By Jason Solomons
War reporter Marie Colvin was an extraordinary figure, famous for her eye patch and her husky, smoke-deepened voice as much as for her passionate, desperate despatches from the front line.
Rosamund Pike gives her finest film performance trying to capture all that. Such a showy and impressive turn risks unbalancing the movie, which can’t decide if it’s about the woman herself or the conflict she’s covering.
Perhaps that’s what appeals to director Matthew Heineman, whose previous films are the amazing documentaries Cartel Land, in which Matt himself is caught up in a Mexican drugs war, and City of Ghosts, about the ordinary men from Raqqa reporting on what it’s like to live under Isis. It’s one of the most terrifying things I’ve ever seen. Like the best documentary makers, he’s always part of the story, but aware the story’s so much bigger than him.
Colvin’s reporting for The Sunday Times was the same, always about the human side of conflict, about the devastation wrought on those left in the wreckage. I interviewed Marie’s photographer Paul Conroy on my radio show the other day (he’s played by Jamie Dornan in the film, which is a bit of a stretch for both of them) and he told me that wherever he went with Marie, it always seemed to end up in a basement full of crying women and children.

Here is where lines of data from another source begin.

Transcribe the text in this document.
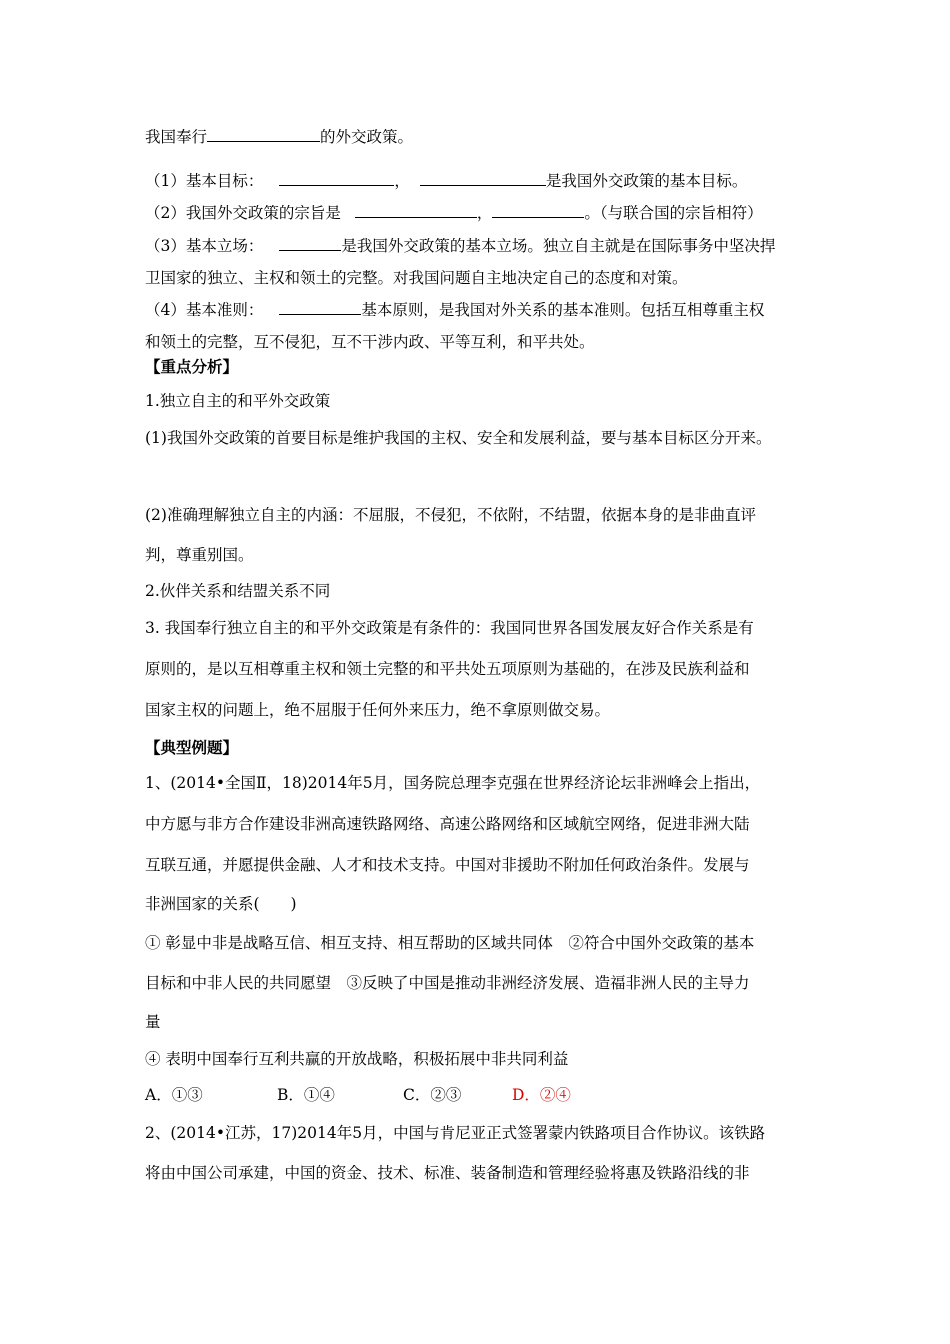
我国奉行	的外交政策。
（1）基本目标：	，	是我国外交政策的基本目标。
（2）我国外交政策的宗旨是	，	。（与联合国的宗旨相符）
（3）基本立场：	是我国外交政策的基本立场。独立自主就是在国际事务中坚决捍
卫国家的独立、主权和领土的完整。对我国问题自主地决定自己的态度和对策。
（4）基本准则：	基本原则，是我国对外关系的基本准则。包括互相尊重主权
和领土的完整，互不侵犯，互不干涉内政、平等互利，和平共处。
【重点分析】
1.独立自主的和平外交政策
(1)我国外交政策的首要目标是维护我国的主权、安全和发展利益，要与基本目标区分开来。
(2)准确理解独立自主的内涵：不屈服，不侵犯，不依附，不结盟，依据本身的是非曲直评
判，尊重别国。
2.伙伴关系和结盟关系不同
3. 我国奉行独立自主的和平外交政策是有条件的：我国同世界各国发展友好合作关系是有
原则的，是以互相尊重主权和领土完整的和平共处五项原则为基础的，在涉及民族利益和
国家主权的问题上，绝不屈服于任何外来压力，绝不拿原则做交易。
【典型例题】
1、(2014•全国Ⅱ，18)2014年5月，国务院总理李克强在世界经济论坛非洲峰会上指出，
中方愿与非方合作建设非洲高速铁路网络、高速公路网络和区域航空网络，促进非洲大陆
互联互通，并愿提供金融、人才和技术支持。中国对非援助不附加任何政治条件。发展与
非洲国家的关系(　　)
① 彰显中非是战略互信、相互支持、相互帮助的区域共同体　②符合中国外交政策的基本
目标和中非人民的共同愿望　③反映了中国是推动非洲经济发展、造福非洲人民的主导力
量
④ 表明中国奉行互利共赢的开放战略，积极拓展中非共同利益
A．①③	B．①④	C．②③	D．②④
2、(2014•江苏，17)2014年5月，中国与肯尼亚正式签署蒙内铁路项目合作协议。该铁路
将由中国公司承建，中国的资金、技术、标准、装备制造和管理经验将惠及铁路沿线的非
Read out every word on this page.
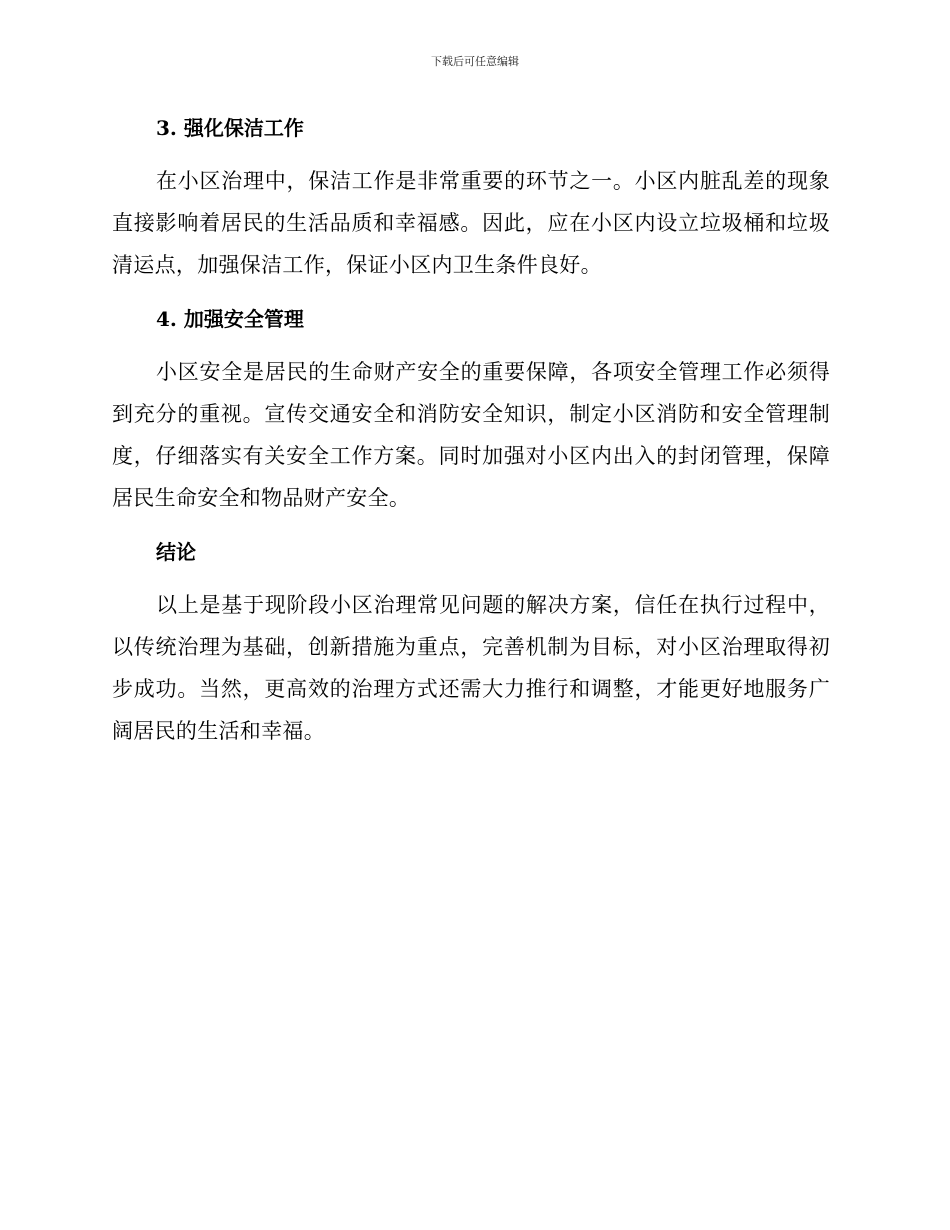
下载后可任意编辑
3. 强化保洁工作

在小区治理中，保洁工作是非常重要的环节之一。小区内脏乱差的现象直接影响着居民的生活品质和幸福感。因此，应在小区内设立垃圾桶和垃圾清运点，加强保洁工作，保证小区内卫生条件良好。

4. 加强安全管理

小区安全是居民的生命财产安全的重要保障，各项安全管理工作必须得到充分的重视。宣传交通安全和消防安全知识，制定小区消防和安全管理制度，仔细落实有关安全工作方案。同时加强对小区内出入的封闭管理，保障居民生命安全和物品财产安全。

结论

以上是基于现阶段小区治理常见问题的解决方案，信任在执行过程中，以传统治理为基础，创新措施为重点，完善机制为目标，对小区治理取得初步成功。当然，更高效的治理方式还需大力推行和调整，才能更好地服务广阔居民的生活和幸福。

Unsurprisingly, the film conveys the rubble of Syria and the horror of living under shelling and wailing with a chilling, gripping realism. And Pike herself is tremendous at getting across Colvin’s fear. That usual epithet you hear about Marie, that she was fearless, is totally laid to rest here: she was terrified.
The film’s less good at imagining how that terror haunted her alone at night, back in London, the “private” bit of the movie’s title. Pike gets a bit carried away in these scenes and they look a little like an actor’s workshop, although at least it’s with a very good actor. She’s great again when putting on the front that sees her cackling at London parties and sleeping with men, such as the banker played by Stanley Tucci. Pike mainlines a sense of danger and walks a fragile tightrope, playing Marie as if every last drink, every fag might be her last.

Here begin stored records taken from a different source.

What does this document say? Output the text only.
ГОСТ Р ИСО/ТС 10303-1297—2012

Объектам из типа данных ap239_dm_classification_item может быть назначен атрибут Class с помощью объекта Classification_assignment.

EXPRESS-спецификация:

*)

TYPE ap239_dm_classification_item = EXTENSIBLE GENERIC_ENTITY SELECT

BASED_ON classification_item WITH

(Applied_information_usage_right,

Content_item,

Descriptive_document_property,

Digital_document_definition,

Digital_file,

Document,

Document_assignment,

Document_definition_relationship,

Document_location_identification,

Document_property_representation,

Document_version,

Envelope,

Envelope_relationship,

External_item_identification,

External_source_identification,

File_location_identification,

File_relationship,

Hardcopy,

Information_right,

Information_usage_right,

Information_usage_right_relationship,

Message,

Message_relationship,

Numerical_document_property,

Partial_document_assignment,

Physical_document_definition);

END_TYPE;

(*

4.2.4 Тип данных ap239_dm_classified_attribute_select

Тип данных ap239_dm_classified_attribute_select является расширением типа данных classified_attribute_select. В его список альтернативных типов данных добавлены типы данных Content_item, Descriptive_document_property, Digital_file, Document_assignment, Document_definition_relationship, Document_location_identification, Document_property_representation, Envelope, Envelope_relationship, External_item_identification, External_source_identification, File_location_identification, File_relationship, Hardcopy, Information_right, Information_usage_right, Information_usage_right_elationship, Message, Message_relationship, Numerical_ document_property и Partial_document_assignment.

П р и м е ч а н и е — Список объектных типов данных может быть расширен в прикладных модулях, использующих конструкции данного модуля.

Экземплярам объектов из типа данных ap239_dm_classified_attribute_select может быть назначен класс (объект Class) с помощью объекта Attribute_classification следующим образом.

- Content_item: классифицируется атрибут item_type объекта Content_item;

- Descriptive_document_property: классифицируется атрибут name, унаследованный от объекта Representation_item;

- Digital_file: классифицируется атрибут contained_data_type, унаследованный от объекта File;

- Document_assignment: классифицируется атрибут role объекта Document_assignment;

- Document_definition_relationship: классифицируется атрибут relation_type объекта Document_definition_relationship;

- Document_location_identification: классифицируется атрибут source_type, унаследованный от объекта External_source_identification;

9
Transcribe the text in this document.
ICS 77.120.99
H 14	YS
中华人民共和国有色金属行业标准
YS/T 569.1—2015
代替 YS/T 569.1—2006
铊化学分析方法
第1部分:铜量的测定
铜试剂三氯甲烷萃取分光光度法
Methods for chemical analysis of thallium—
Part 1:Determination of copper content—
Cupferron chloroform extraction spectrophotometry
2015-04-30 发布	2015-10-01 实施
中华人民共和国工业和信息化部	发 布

I like the scenes in the newspaper office, too, with Tom Hollander as the foreign desk editor sticking his neck out for his reporter and, I assume, signing off her expenses claims. Gosh, all that feels like it’s from the past and you realise how important newspapers used to be and wonder who’s left reporting on what’s really happening now.
In the absence of people like Marie and amid the dwindling funding and official intimidation of those like Paul Conroy (as well as the slurs of ‘fake news’ bandied about by idiots in power), who’s holding terror to account?

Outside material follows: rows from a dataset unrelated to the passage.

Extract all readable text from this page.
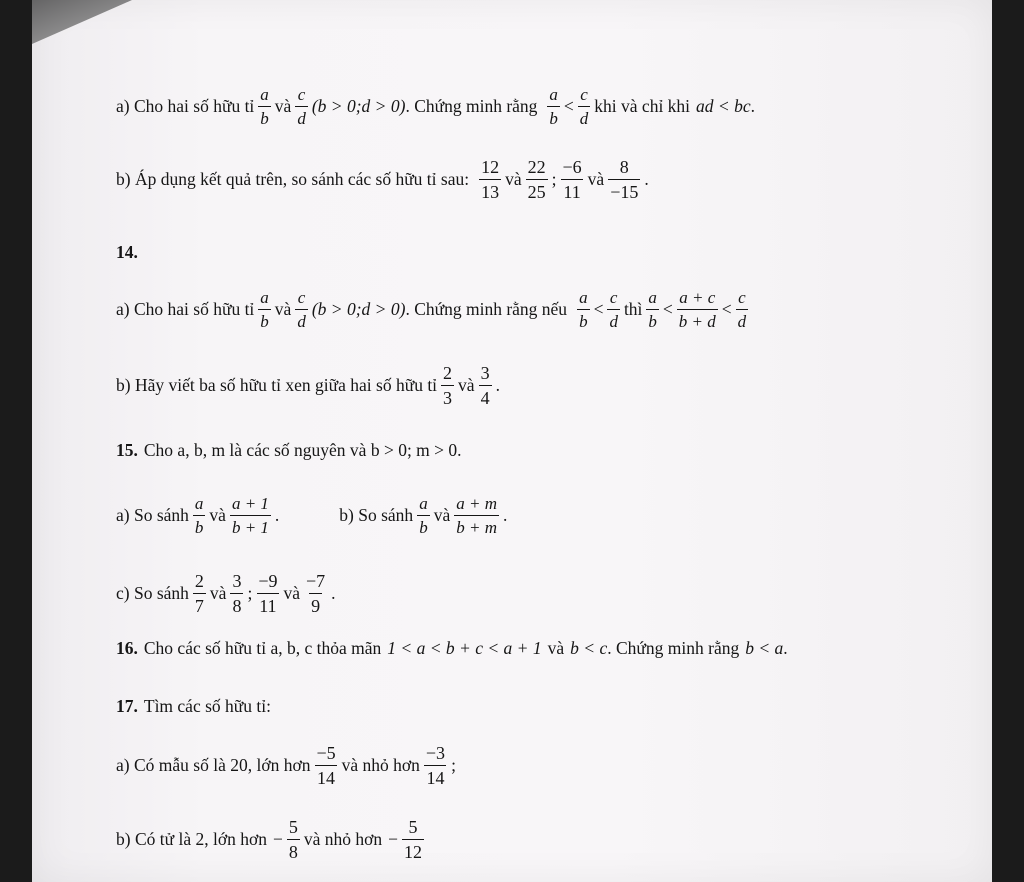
a) Cho hai số hữu tỉ $\frac{a}{b}$ và $\frac{c}{d} (b$ > 0;d > 0) . Chứng minh rằng $\frac{a}{b} < \frac{c}{d}$ khi và chỉ khi ad < bc .
b) Áp dụng kết quả trên, so sánh các số hữu tỉ sau: $\frac{12}{13}$ và $\frac{22}{25}$ ; $\frac{-6}{11}$ và $\frac{8}{-15}$ .
14.
a) Cho hai số hữu tỉ $\frac{a}{b}$ và $\frac{c}{d} (b$ > 0;d > 0) . Chứng minh rằng nếu $\frac{a}{b} < \frac{c}{d}$ thì $\frac{a}{b} < \frac{a + c}{b + d} < \frac{c}{d}$
b) Hãy viết ba số hữu tỉ xen giữa hai số hữu tỉ $\frac{2}{3}$ và $\frac{3}{4}$ .
15. Cho a, b, m là các số nguyên và b > 0; m > 0.
a) So sánh $\frac{a}{b}$ và $\frac{a + 1}{b + 1}$ .	b) So sánh $\frac{a}{b}$ và $\frac{a + m}{b + m}$ .
c) So sánh $\frac{2}{7}$ và $\frac{3}{8}$ ; $\frac{-9}{11}$ và $\frac{-7}{9}$ .
16. Cho các số hữu tỉ a, b, c thỏa mãn 1 < a < b + c < a + 1 và b < c . Chứng minh rằng b < a .
17. Tìm các số hữu tỉ:
a) Có mẫu số là 20, lớn hơn $\frac{-5}{14}$ và nhỏ hơn $\frac{-3}{14}$ ;
b) Có tử là 2, lớn hơn − $\frac{5}{8}$ và nhỏ hơn − $\frac{5}{12}$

So many questions explode out of A Private War. You can’t believe the conflict in Syria is still going on. Marie’s death was seven years ago and millions of people have died since. I did feel rather powerless watching the film, as I often do in front of war photography or war reporting. What can I do about all this? Isn’t it all happening far away from me? What do I care about the squabbles of bloody dictators in Biafra or Sri Lanka or Syria?
And then I realised why those long dark nights of Marie’s soul are important to show, even if we have to imagine them. Because she is us, the women and children locked in the basement of our conscience. Through her and Pike’s performance, we are battling our guilt and our ghosts.